Carefree time and the sun on the body
Holiday also a time to rest, because we do well, if thoroughly prepare yourself plan how to spend this period. Full freedom is conducive to holiday travel, therefore it is worthwhile to go in some interesting corner of Europe, visited him and win exciting memories. Definitely worth a command country is Spain, which tourists come each year from around the world. That's where we can soak up the sun and sea, and to enjoy the splendours cultural, culinary and others. You just need to go to a good travel agency, buy a tour and start to count down the days to go. Our holiday could be better than all the previous ones. Therefore, let's use this opportunity!
Andalusia (/??nd??lu?si?? -zi?? -???/; Spanish: Andalucía andalu??i.a, -si.a) is a south-western European region established as an autonomous community of the Kingdom of Spain. It is the most populated and the second largest in area of the autonomous communities in Spain. The Andalusian autonomous community is officially recognised as a nationality of Spain.4 The territory is divided into eight provinces: Almería, Cádiz, Córdoba, Granada, Huelva, Jaén, Málaga and Seville. Its capital is the city of Seville (Spanish: Sevilla).
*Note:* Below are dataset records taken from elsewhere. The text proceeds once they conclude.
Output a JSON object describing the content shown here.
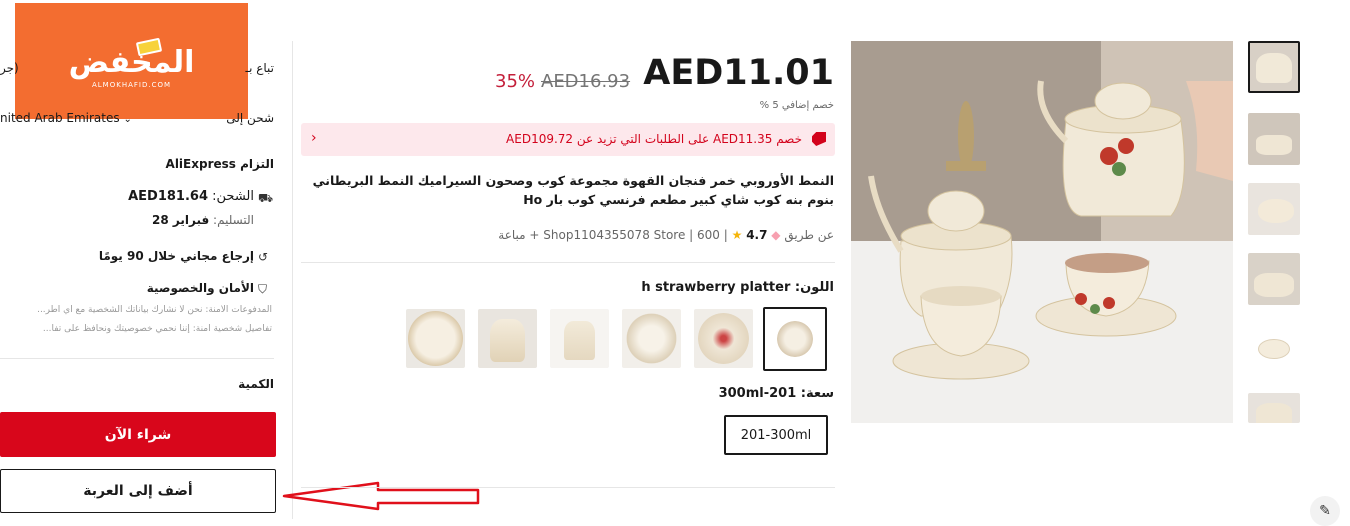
{
  "logo": {
    "name": "المخفض",
    "sub": "ALMOKHAFID.COM"
  },
  "panel": {
    "sold_by": "تباع بـ",
    "sold_by_extra": "(جر",
    "ship_to_label": "شحن إلى",
    "ship_to_value": "nited Arab Emirates",
    "commitment_label": "التزام",
    "commitment_brand": "AliExpress",
    "shipping_label": "الشحن:",
    "shipping_value": "AED181.64",
    "delivery_label": "التسليم:",
    "delivery_value": "فبراير 28",
    "free_return": "إرجاع مجاني خلال 90 يومًا",
    "security_title": "الأمان والخصوصية",
    "security_line1": "المدفوعات الآمنة: نحن لا نشارك بياناتك الشخصية مع أي أطر...",
    "security_line2": "تفاصيل شخصية آمنة: إننا نحمي خصوصيتك ونحافظ على تفا...",
    "quantity_label": "الكمية",
    "buy_now": "شراء الآن",
    "add_to_cart": "أضف إلى العربة"
  },
  "product": {
    "price": "AED11.01",
    "old_price": "AED16.93",
    "discount": "35%",
    "extra_discount": "خصم إضافي 5 %",
    "coupon_text": "خصم AED11.35 على الطلبات التي تزيد عن AED109.72",
    "title": "النمط الأوروبي خمر فنجان القهوة مجموعة كوب وصحون السيراميك النمط البريطاني بنوم بنه كوب شاي كبير مطعم فرنسي كوب بار Ho",
    "store_prefix": "عن طريق",
    "store_name": "Shop1104355078 Store",
    "sold_count": "600",
    "rating": "4.7",
    "sales_suffix": "+ مباعة",
    "color_label": "اللون:",
    "color_value": "h strawberry platter",
    "capacity_label": "سعة:",
    "capacity_value": "201-300ml",
    "capacity_option": "201-300ml"
  },
  "colors": {
    "accent_red": "#d8061b",
    "coupon_bg": "#fde8ec",
    "logo_orange": "#f36d30"
  },
  "icons": {
    "chevron": "›",
    "edit": "✎"
  }
}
Andalusia is in the south of the Iberian peninsula, immediately south of the autonomous communities of Extremadura and Castile?La Mancha; west of the autonomous community of Murcia and the Mediterranean Sea; east of Portugal and the Atlantic Ocean; and north of the Mediterranean Sea and the Strait of Gibraltar. Andalusia is the only European region with both Mediterranean and Atlantic coastlines. The small British overseas territory of Gibraltar shares a three-quarter-mile land border with the Andalusian province of Cádiz at the eastern end of the Strait of Gibraltar.
Malaga - what you should visit?
The old historic centre of Málaga reaches the harbour to the south. In the north it is surrounded by mountains, the Montes de Málaga (part of the Baetic Cordillera) lying in the southern base of the Axarquía hills, and two rivers, the Guadalmedina ? the historic center is located on its left bank ? and the Guadalhorce, which flows west of the city into the Mediterranean.
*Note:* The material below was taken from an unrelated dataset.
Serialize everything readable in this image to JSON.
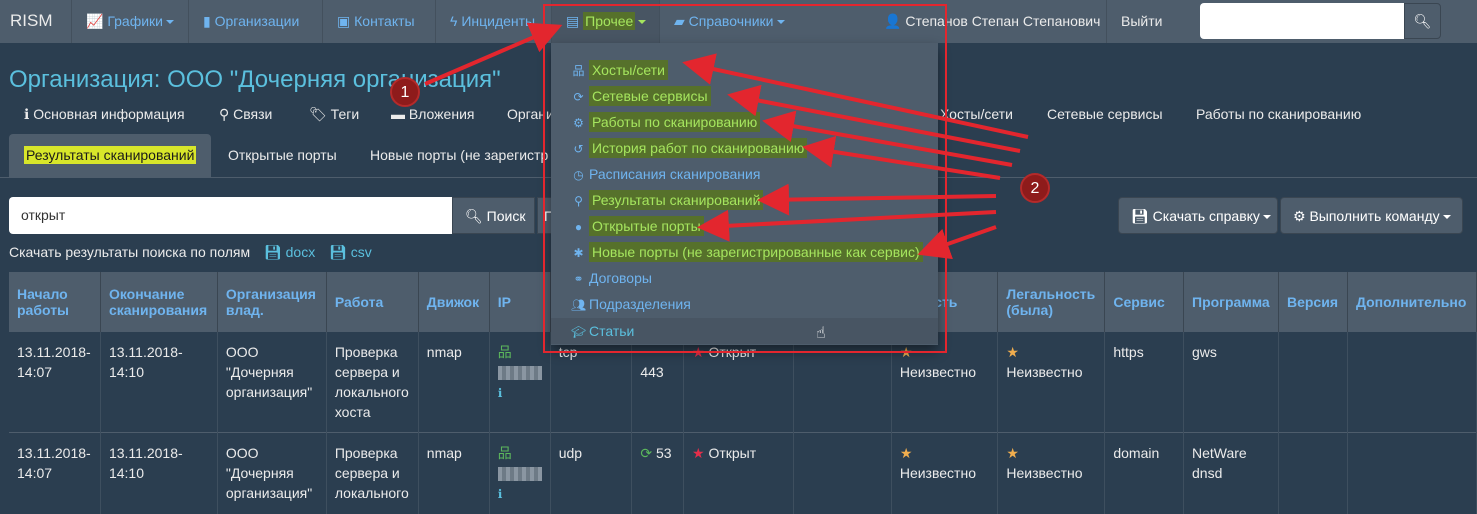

The oldest architectural remains in the city are the walls of the Phoenician city, which are visible in the cellar of the Museo Picasso Málaga.
The Roman theatre of Málaga, which dates from the 1st century BC, was rediscovered in 1951.19
The Moors left posterity the dominating presence of the Castle of Gibralfaro, which is connected to the Alcazaba, the lower fortress and royal residence. Both were built during the Taifa period (11th century) and extended during the Nasrid period (13th and 14th centuries). The Alcazaba stands on a hill within the city. Originally, it defended the city from the incursions of pirates. Later, in the 11th century, it was completely rebuilt by the Hammudid dynasty.20 Occupying the eastern hillside that rises from the sea and overlooks the city, the Alcazaba was surrounded by palms and pine trees.